The CARES Act, which is the third emergency relief aid package from Congress during the pandemic, provides fast and direct economic assistance for American workers, families, and small businesses, and preserves jobs for American industries.
The CARES Act amends Section 7(a) of the Small Business Act to add a temporary product to authorize existing Small Business Administration (SBA)-certified lenders, federally insured credit unions, and others who are participating in the Paycheck Protection Program (PPP) to offer loans that provide small businesses with funds to continue to pay employees, mortgage interest, rent, and utilities.
The PPP authorized up to $349 billion and is implemented by the SBA with support from the U.S. Treasury Department. PPP loans are available to small businesses, certain nonprofit organizations, veteran’s organizations, or tribal business concerns with fewer than 500 employees or the North American Industry Classification System size standard for that industry (whichever is greater).
PPP loans offer small business borrowers several attractive features, including a 1% annualized interest rate, five-year maturity (up from two years due to a legislative amendment), and a deferral period on principal and interest until the date the PPP lender receives the applicable forgiven amount from the SBA. The key benefit, though, is that PPP loans can be fully forgivable if businesses use the proceeds for permitted purposes.
The SBA issued its first interim final rule April 2 to provide guidance to small businesses about their eligibility for PPP loans, loan terms and maximum loan amounts, required steps and forms, and other factors to consider to determine whether the PPP loan would be the right decision. This included notice about the last day to apply for and receive a loan.
This interim final rule also explained how lenders can make PPP loans, required forms for the lender to provide, and the lender’s obligations. The aim was to allow for immediate implementation of PPP to get the loan proceeds to eligible small businesses so they could keep their employees on the payroll.
On April 3, the PPP began accepting loan applications. Lenders had minimal guidance beyond the application forms to authorize the lender to make PPP loans, the borrower application form with certifications as required by the CARES Act, and the lender’s application PPP loan guaranty form.
In general, the SBA told lenders they could rely on borrower certifications and documentation, and fund the loans without SBA authorization.

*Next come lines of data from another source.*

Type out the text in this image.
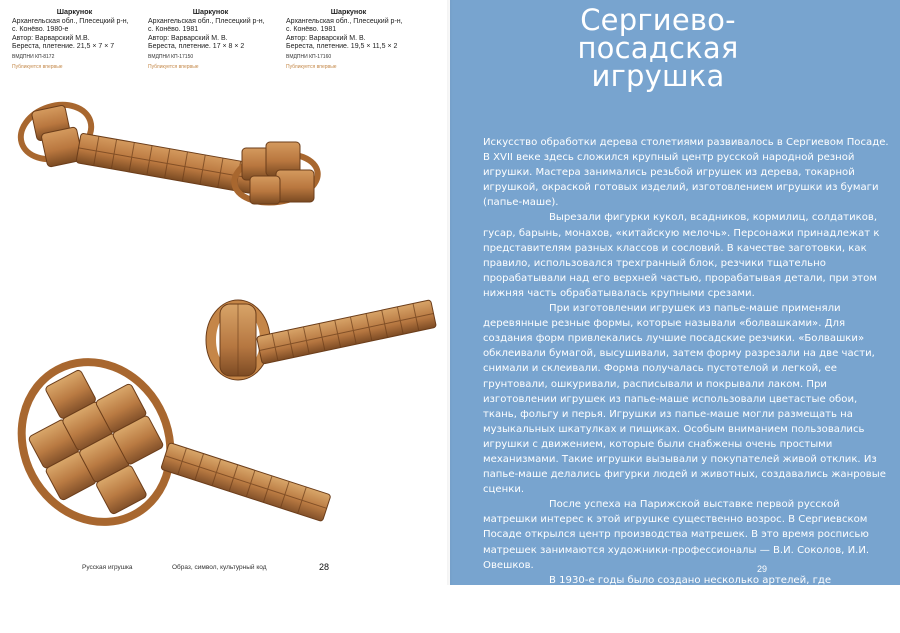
Шаркунок
Архангельская обл., Плесецкий р-н,
с. Конёво. 1980-е
Автор: Варварский М.В.
Береста, плетение. 21,5 × 7 × 7
ВМДПНИ КП-8172
Публикуется впервые
Шаркунок
Архангельская обл., Плесецкий р-н,
с. Конёво. 1981
Автор: Варварский М. В.
Береста, плетение. 17 × 8 × 2
ВМДПНИ КП-17150
Публикуется впервые
Шаркунок
Архангельская обл., Плесецкий р-н,
с. Конёво. 1981
Автор: Варварский М. В.
Береста, плетение. 19,5 × 11,5 × 2
ВМДПНИ КП-17160
Публикуется впервые
Русская игрушка	Образ, символ, культурный код	28
Сергиево-
посадская
игрушка

Искусство обработки дерева столетиями развивалось в Сергиевом Посаде. В XVII веке здесь сложился крупный центр русской народной резной игрушки. Мастера занимались резьбой игрушек из дерева, токарной игрушкой, окраской готовых изделий, изготовлением игрушки из бумаги (папье-маше).

Вырезали фигурки кукол, всадников, кормилиц, солдатиков, гусар, барынь, монахов, «китайскую мелочь». Персонажи принадлежат к представителям разных классов и сословий. В качестве заготовки, как правило, использовался трехгранный блок, резчики тщательно прорабатывали над его верхней частью, прорабатывая детали, при этом нижняя часть обрабатывалась крупными срезами.

При изготовлении игрушек из папье-маше применяли деревянные резные формы, которые называли «болвашками». Для создания форм привлекались лучшие посадские резчики. «Болвашки» обклеивали бумагой, высушивали, затем форму разрезали на две части, снимали и склеивали. Форма получалась пустотелой и легкой, ее грунтовали, ошкуривали, расписывали и покрывали лаком. При изготовлении игрушек из папье-маше использовали цветастые обои, ткань, фольгу и перья. Игрушки из папье-маше могли размещать на музыкальных шкатулках и пищиках. Особым вниманием пользовались игрушки с движением, которые были снабжены очень простыми механизмами. Такие игрушки вызывали у покупателей живой отклик. Из папье-маше делались фигурки людей и животных, создавались жанровые сценки.

После успеха на Парижской выставке первой русской матрешки интерес к этой игрушке существенно возрос. В Сергиевском Посаде открылся центр производства матрешек. В это время росписью матрешек занимаются художники-профессионалы — В.И. Соколов, И.И. Овешков.

В 1930-е годы было создано несколько артелей, где утвердился поточный метод росписи. Традиционный тип сергиево-посадской матрешки — в виде крестьянки — матери семейства в сарафане,

29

The mantra to lenders was to get an eligible borrower’s application into the SBA system to obtain the SBA loan number, which confirmed the funds had been set aside for that borrower.
The agency advised borrowers and lenders that additional guidance would be forthcoming. Authorized lenders were basically taking a leap of faith that the SBA would address their outstanding questions and concerns in time.
Despite what many would agree was a rocky start, the PPP proved so popular that the program’s initial $349 billion was exhausted on April 16, just two weeks after launch.
Through April 16, the agency guaranteed 1,661,367 PPP loans, 1.2 million of which (74%) were for $150,000 or less. Only 4% of issued loans were for $1 million or more, comprising 44.5% of all PPP funds.
The maximum loan amount was $10 million, and the overall average loan size was $206,000.